As for how I feel . . . it’s more how I’ve been feeling for the last three years, ever since freshman orientation when Jared asked to borrow a pencil. That day his hair, now a sun-colored buzz, hung to the angled line of his jaw, the darker and brighter blond strands twisting into shampoo-commercial perfection. He was beautiful then, but he was barely out of high school. He’s filled out the last four years. His features have hardened, the sharp incline of bone at his cheeks rising under taut, tanned skin. I could barely concentrate during orientation because he was so close, and many a night here in the laundromat I’ve read the same page five times trying not to stare.
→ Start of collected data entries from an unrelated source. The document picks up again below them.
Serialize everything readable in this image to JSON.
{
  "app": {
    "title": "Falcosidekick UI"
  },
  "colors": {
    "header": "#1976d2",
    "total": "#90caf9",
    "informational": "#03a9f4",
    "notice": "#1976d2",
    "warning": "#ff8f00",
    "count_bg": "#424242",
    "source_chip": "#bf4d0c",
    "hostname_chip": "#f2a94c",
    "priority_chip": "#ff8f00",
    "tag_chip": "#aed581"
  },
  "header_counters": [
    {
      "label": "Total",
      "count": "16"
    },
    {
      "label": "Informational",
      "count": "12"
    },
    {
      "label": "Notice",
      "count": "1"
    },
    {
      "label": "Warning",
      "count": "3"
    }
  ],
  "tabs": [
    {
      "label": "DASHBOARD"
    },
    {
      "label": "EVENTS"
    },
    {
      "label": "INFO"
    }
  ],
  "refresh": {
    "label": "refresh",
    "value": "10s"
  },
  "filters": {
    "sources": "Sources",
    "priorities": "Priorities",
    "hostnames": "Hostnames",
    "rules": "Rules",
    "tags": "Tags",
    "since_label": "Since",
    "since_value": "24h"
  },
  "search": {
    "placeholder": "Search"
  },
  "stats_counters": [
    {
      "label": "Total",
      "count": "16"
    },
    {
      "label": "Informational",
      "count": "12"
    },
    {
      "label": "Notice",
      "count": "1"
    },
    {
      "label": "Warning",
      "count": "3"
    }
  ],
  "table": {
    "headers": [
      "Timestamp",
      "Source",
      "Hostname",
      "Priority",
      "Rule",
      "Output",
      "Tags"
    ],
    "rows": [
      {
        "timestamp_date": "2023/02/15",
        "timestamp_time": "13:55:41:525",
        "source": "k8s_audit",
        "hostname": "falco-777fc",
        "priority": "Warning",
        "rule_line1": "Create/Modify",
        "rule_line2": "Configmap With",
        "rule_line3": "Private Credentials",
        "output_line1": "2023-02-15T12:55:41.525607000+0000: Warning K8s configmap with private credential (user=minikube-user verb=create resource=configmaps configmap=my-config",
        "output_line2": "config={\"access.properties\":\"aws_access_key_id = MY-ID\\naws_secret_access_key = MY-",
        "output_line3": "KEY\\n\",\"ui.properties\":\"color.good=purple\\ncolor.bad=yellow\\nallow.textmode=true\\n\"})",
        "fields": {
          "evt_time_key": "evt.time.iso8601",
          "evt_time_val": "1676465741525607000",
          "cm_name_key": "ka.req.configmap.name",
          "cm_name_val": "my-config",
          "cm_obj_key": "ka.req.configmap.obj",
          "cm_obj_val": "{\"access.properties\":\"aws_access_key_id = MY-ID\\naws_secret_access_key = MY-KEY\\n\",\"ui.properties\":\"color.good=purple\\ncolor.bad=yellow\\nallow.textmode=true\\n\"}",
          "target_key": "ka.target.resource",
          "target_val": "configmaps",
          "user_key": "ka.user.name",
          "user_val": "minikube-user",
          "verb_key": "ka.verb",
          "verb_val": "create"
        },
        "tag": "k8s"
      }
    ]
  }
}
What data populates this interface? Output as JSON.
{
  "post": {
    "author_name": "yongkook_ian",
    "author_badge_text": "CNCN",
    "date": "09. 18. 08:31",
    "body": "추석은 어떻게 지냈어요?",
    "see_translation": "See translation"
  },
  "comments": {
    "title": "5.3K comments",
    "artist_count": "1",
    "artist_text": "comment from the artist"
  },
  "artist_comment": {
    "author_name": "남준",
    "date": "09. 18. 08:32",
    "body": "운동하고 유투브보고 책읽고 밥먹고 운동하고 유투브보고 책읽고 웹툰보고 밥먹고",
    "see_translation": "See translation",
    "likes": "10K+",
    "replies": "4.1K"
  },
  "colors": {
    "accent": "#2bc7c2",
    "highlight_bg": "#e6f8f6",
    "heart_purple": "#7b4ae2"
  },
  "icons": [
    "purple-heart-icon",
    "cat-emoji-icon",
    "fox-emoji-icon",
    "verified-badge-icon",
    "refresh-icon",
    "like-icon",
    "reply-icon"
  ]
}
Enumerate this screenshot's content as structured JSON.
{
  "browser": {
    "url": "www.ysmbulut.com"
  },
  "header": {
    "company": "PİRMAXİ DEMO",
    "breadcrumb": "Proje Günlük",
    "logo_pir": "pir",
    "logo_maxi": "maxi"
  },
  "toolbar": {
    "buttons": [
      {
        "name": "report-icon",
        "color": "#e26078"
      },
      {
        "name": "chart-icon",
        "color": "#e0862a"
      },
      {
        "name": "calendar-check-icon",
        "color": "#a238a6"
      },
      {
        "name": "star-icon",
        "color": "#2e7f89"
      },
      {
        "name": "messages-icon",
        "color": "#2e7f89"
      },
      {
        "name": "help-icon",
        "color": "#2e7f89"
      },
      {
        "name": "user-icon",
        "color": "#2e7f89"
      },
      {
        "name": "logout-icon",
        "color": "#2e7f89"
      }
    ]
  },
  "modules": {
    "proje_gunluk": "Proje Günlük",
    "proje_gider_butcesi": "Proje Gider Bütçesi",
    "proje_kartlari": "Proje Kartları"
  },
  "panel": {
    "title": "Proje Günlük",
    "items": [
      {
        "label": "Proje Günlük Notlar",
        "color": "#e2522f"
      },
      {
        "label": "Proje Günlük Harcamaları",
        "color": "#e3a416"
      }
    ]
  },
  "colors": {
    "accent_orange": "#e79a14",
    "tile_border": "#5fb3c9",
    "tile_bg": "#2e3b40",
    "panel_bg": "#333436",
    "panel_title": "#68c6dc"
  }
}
It was an added bonus when his brain proved to be as alluring as his face. And I’ve never laughed as much as I have studying with him this semester. Knowing he was out of my league, I’ve been forcibly content as just friends, and the possibility that he wants more, leaves me thoroughly thrilled and confused.

“I’m sorry,” I finally say, barely hearing my voice over the heartbeat pounding in my ears. “I don’t know what you mean.”

He tilts his head, the tuft of blond hair capturing the harsh fluorescent lights overhead. He quirks that wide mouth. Jared can say more with the corner of his mouth than most people do with a hundred words. Turned down, canted up, twisted. Humor, disdain, skepticism. Those lips say it all without uttering a sound, but I have no idea what they are saying now.

“I said convince me you’re a good kisser,” he speaks slowly, like I might have a processing disorder, which could be the case because . . . huh?

Dark blond brows elevate over a simmering stare while he waits.

“And how would I convince you?” I ask, my words coming out on thin air. The longer he looks at me like this, like I’m a meal and he hasn’t eaten, the breathier I sound.

He steps forward, eliminating the sanity-giving space between us. He’s so close I have to tip my head back to keep our eyes connected.

“You could kiss me,” he offers, so close now his breath feathers over my skin. Steamy, yet minty. So close the rumble of his deep voice reverberates in my own chest.